- Por Norma L. Vázquez Alanís
Clase Turista
(Segunda de dos partes)
La traza de la capital de Nueva España, basándose en las sugerencias urbanísticas del arquitecto romano Marco Vitruvio de dotar a las ciudades de plazas, dejó ciertos espacios para las que serían consideradas como secundarias, ya que la principal fue la Plaza Mayor, donde se establecieron los poderes civiles y religiosos e incluso el principal comercio, aseveró la doctora en Historia por la ENAH y en Antropología por la UNAM Ana Rita Valero de García Lascuráin.

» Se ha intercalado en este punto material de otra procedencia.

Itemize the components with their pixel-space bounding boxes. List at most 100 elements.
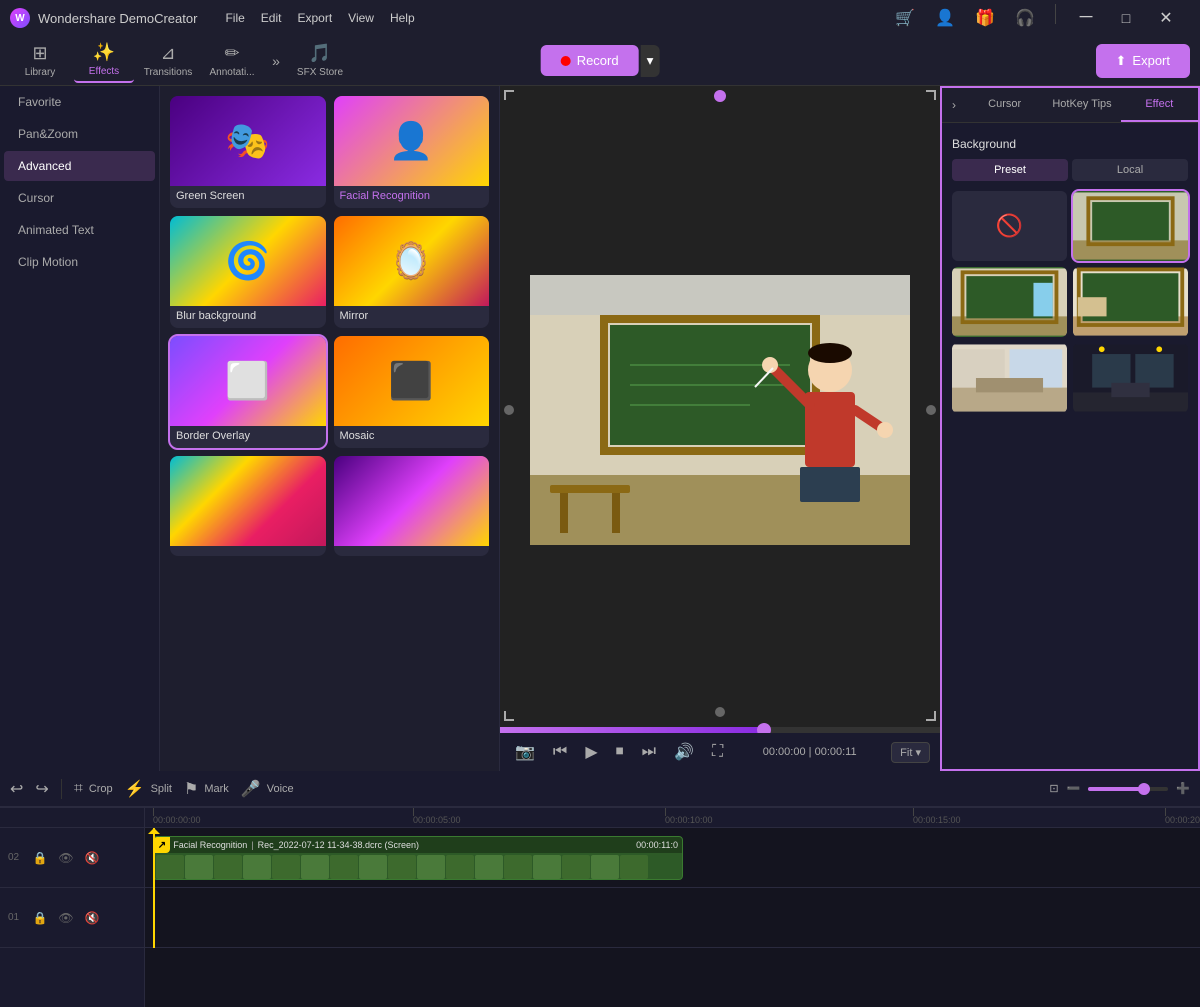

Durante su participación en el ciclo de conferencias ‘Plazas y sitios de la Ciudad de México’, organizado por el Centro de Estudios de Historia de México (CEHM) de la Fundación Carso con el tema Plaza de las Vizcaínas, la investigadora refirió que en la recién fundada capital novohispana el surgimiento de las plazas estuvo ligado a la integración de cofradías, un modelo asociativo originado en la Europa de la Edad Media que llegó a América por medio de los evangelizadores.
Fue Hernán Cortés, devoto de la Santa Cruz, quien fundó en 1526 la primera cofradía que hubo en Nueva España, la de la Santa Veracruz o de los Caballeros.
De manera que la urbe se desarrolló en torno a sus plazas, unas lujosas e importantes, otras humildes, cotidianas, no planificadas, espontáneas; en su Breve y compendiosa narración de la ciudad de México, de 1777, el bachiller Juan de Viera escribió que la capital contaba con cinco grandes plazas y 23 plazuelas, es decir 28 en total, pero poco después, en 1793, el ingeniero Diego García Conde en su Plano General de la ciudad de México hablaba de 78 plazas, apuntó la historiadora.
Plaza y colegio de las Vizcaínas
Agregó que para entender el origen de La Plaza de la cal de Vizcaínas (ahí se vendían cal y materiales de construcción), hay que verla en torno al Colegio de San Ignacio de Loyola, conocido como de las Vizcaínas, proyectado por el arquitecto Pedro Bueno Basori, quien diseñó un edificio rigurosamente formado por cuatro fachadas, de las cuales la del oriente, la del poniente y la del sur, donde está la plaza, eran ocupadas por las famosas accesorias que se llamaban “de taza y plato”; el plato era la planta baja donde había acceso directo a la calle y la taza era una suerte de tapanco que estaba sobre el plato; el modelo fue muy eficiente porque mientras el padre trabajaba abajo, la madre arriba hacia las labores propias del hogar y los niños jugaban en la calle, este esquema arquitectónico sobrevive en Vizcaínas.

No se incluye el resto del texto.